One of the areas where Watts now advocates the most is better education of caregivers and physicians in whom patients put their trust. He also supports expanded access beyond the institutions where CAR T trials are currently conducted. “I’m very passionate about CAR T ... because it’s hard not to be when it saved your life.”  

All the chemotherapy and other standard, first-line therapies he underwent were “God-awful,” says Watts, calling the treatments comparatively “archaic and barbaric.” Could he go back and begin treatment anew, he would opt for CAR T “10 times over.”  
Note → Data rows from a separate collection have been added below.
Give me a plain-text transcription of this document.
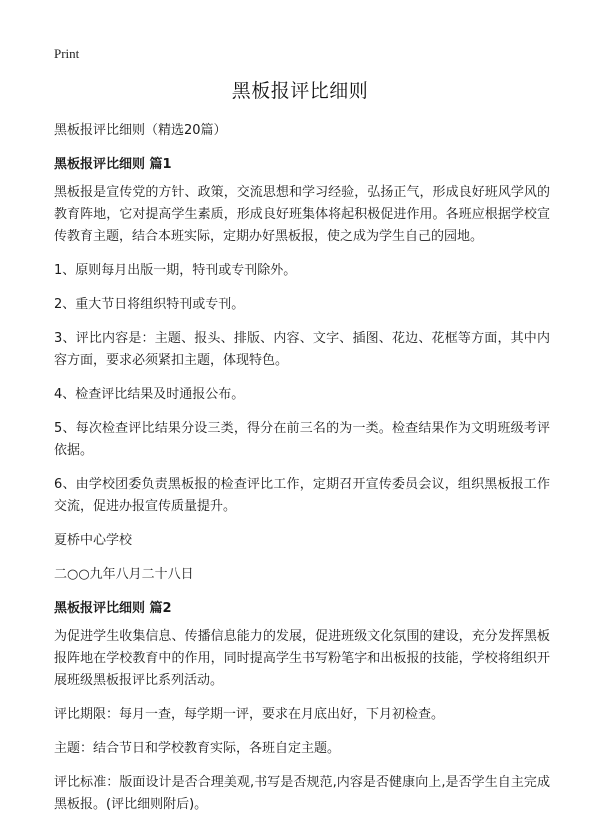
Print
黑板报评比细则

黑板报评比细则（精选20篇）

黑板报评比细则 篇1

黑板报是宣传党的方针、政策，交流思想和学习经验，弘扬正气，形成良好班风学风的教育阵地，它对提高学生素质，形成良好班集体将起积极促进作用。各班应根据学校宣传教育主题，结合本班实际，定期办好黑板报，使之成为学生自己的园地。

1、原则每月出版一期，特刊或专刊除外。

2、重大节日将组织特刊或专刊。

3、评比内容是：主题、报头、排版、内容、文字、插图、花边、花框等方面，其中内容方面，要求必须紧扣主题，体现特色。

4、检查评比结果及时通报公布。

5、每次检查评比结果分设三类，得分在前三名的为一类。检查结果作为文明班级考评依据。

6、由学校团委负责黑板报的检查评比工作，定期召开宣传委员会议，组织黑板报工作交流，促进办报宣传质量提升。

夏桥中心学校

二○○九年八月二十八日

黑板报评比细则 篇2

为促进学生收集信息、传播信息能力的发展，促进班级文化氛围的建设，充分发挥黑板报阵地在学校教育中的作用，同时提高学生书写粉笔字和出板报的技能，学校将组织开展班级黑板报评比系列活动。

评比期限：每月一查，每学期一评，要求在月底出好，下月初检查。

主题：结合节日和学校教育实际，各班自定主题。

评比标准：版面设计是否合理美观,书写是否规范,内容是否健康向上,是否学生自主完成黑板报。(评比细则附后)。
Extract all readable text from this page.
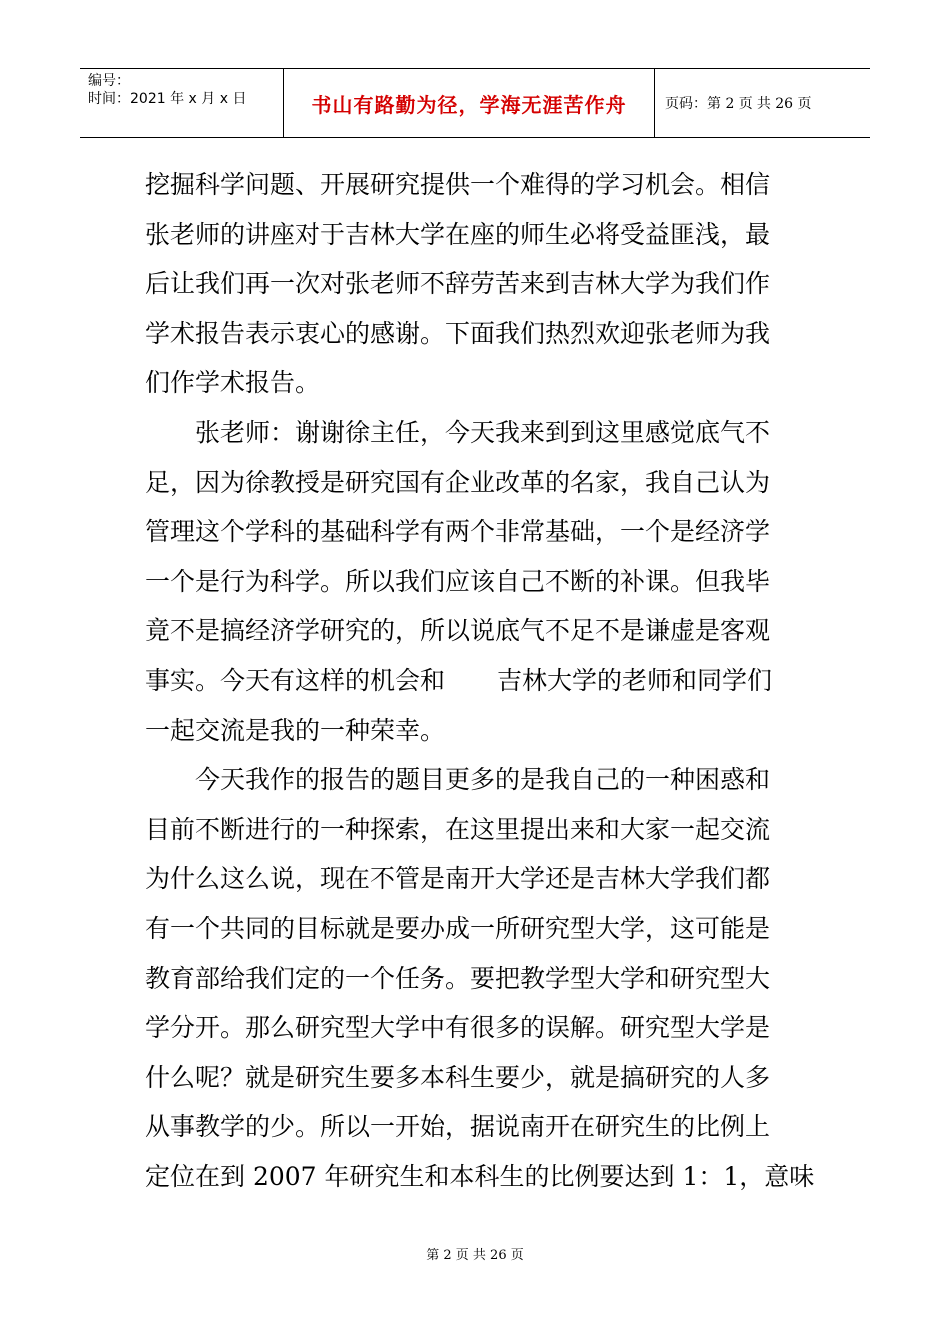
编号：
时间：2021 年 x 月 x 日	书山有路勤为径，学海无涯苦作舟	页码：第 2 页 共 26 页

挖掘科学问题、开展研究提供一个难得的学习机会。相信

张老师的讲座对于吉林大学在座的师生必将受益匪浅，最

后让我们再一次对张老师不辞劳苦来到吉林大学为我们作

学术报告表示衷心的感谢。下面我们热烈欢迎张老师为我

们作学术报告。

张老师：谢谢徐主任，今天我来到到这里感觉底气不

足，因为徐教授是研究国有企业改革的名家，我自己认为

管理这个学科的基础科学有两个非常基础，一个是经济学

一个是行为科学。所以我们应该自己不断的补课。但我毕

竟不是搞经济学研究的，所以说底气不足不是谦虚是客观

事实。今天有这样的机会和 吉林大学的老师和同学们

一起交流是我的一种荣幸。

今天我作的报告的题目更多的是我自己的一种困惑和

目前不断进行的一种探索，在这里提出来和大家一起交流

为什么这么说，现在不管是南开大学还是吉林大学我们都

有一个共同的目标就是要办成一所研究型大学，这可能是

教育部给我们定的一个任务。要把教学型大学和研究型大

学分开。那么研究型大学中有很多的误解。研究型大学是

什么呢？就是研究生要多本科生要少，就是搞研究的人多

从事教学的少。所以一开始，据说南开在研究生的比例上

定位在到 2007 年研究生和本科生的比例要达到 1：1，意味

第 2 页 共 26 页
Watts says this with the knowledge that his cancer ordeal is not yet over. When he went on a drug holiday for his wedding, he was told “it’s not a matter of if [but] ... when it comes back,” he points out. He continues to stay up to date on clinical trials and new drugs and therapies coming out because his life could literally depend on it.  

As for Guentzel, she realizes now that she had “turned a blind eye” to what she endured in the clinical research process. “I should have shopped around. I love my clinical trial care team ... but I didn’t realize different sites were going to cover different things” and in some cases use a concierge to book her travel. 

Inexplicably, she was expected to pay for everything out of pocket and wait for reimbursement. “It feels like in 2026 when I can send any of you in this room money in a matter of moments ... patients shouldn’t be paying out of pocket for anything,” Guentzel reasons. “I shouldn’t have to scan receipts at the end of the day for travel, and to benefit the greater good. 

“And yes, I am benefiting,” she continues, “I’m a walking advertisement for how important [CAR T] treatment is for the autoimmune community, and my messages on social media are a sign of that.” She and Watts often hear from patients whose doctors have misled them into thinking CAR T-cell therapy is “more intense” than other medications they’re already taking every day. 

Guentzel’s best friend, who has been at her side throughout her treatment journey and heard about all the logistical issues, was as surprised as anyone that she wasn’t taken care of better, believing as many do that participants who willingly give their body to science get catered to in return. While grateful for getting a treatment that is working well for her, Guentzel unapologetically asks for what every patient needs—help in “dealing with all the other stuff on the back end.”